The fourth and final recommendation is to provide places for persons with inadequate housing and without a permanent home to isolate once they are diagnosed with COVID-19 and do not meet criteria for skilled nursing care. Shelters are usually not equipped to convert entire floors into quarantine units. Innovative approaches to help this vulnerable population attain a space to recuperate and limit the spread of COVID-19, such as using hotels or college dormitories for temporary housing, were suggested.

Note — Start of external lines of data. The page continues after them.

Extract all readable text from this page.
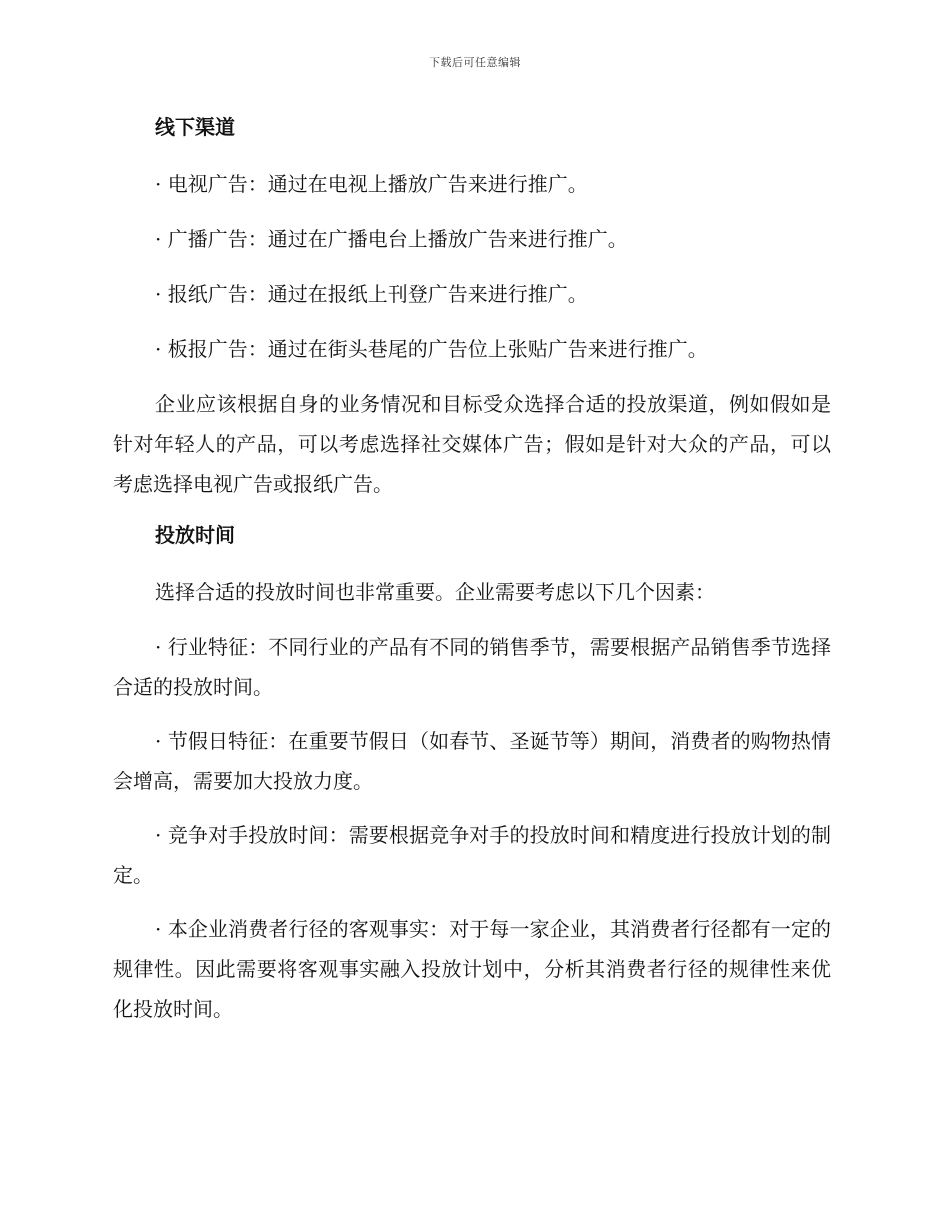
下载后可任意编辑
线下渠道

· 电视广告：通过在电视上播放广告来进行推广。

· 广播广告：通过在广播电台上播放广告来进行推广。

· 报纸广告：通过在报纸上刊登广告来进行推广。

· 板报广告：通过在街头巷尾的广告位上张贴广告来进行推广。

企业应该根据自身的业务情况和目标受众选择合适的投放渠道，例如假如是针对年轻人的产品，可以考虑选择社交媒体广告；假如是针对大众的产品，可以考虑选择电视广告或报纸广告。

投放时间

选择合适的投放时间也非常重要。企业需要考虑以下几个因素：

· 行业特征：不同行业的产品有不同的销售季节，需要根据产品销售季节选择合适的投放时间。

· 节假日特征：在重要节假日（如春节、圣诞节等）期间，消费者的购物热情会增高，需要加大投放力度。

· 竞争对手投放时间：需要根据竞争对手的投放时间和精度进行投放计划的制定。

· 本企业消费者行径的客观事实：对于每一家企业，其消费者行径都有一定的规律性。因此需要将客观事实融入投放计划中，分析其消费者行径的规律性来优化投放时间。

As a nation, we have, thus far, done little to protect persons experiencing homelessness from COVID-19 disease. In the short term, we need funding for the expansion and improvement of our shelter systems, development and implementation of innovative strategies for active surveillance of outbreaks, rapid deployment of more COVID-19 tests coupled with a comprehensive contact tracing strategy, and expanded space for recuperation for this population. For a long-term effect, we need to extend the eviction moratoria and to use the pandemic as an opportunity to expand affordable and low-income housing and establish pathways to regain housing. Continued neglect of this vulnerable population will most certainly lead to considerable strain on the already stretched healthcare system during times of SARS-CoV-2 surge, increased transmission and mortality from SARS-CoV-2, and a widening health disparity gap.

The 2021 Annual Homeless Assessment Report will not be completed and published until 2022. The 2020 AHAR was published in March of 2021 and already showed a 2% increase from 2019 to 2020. What will the 2021 AHAR reveal?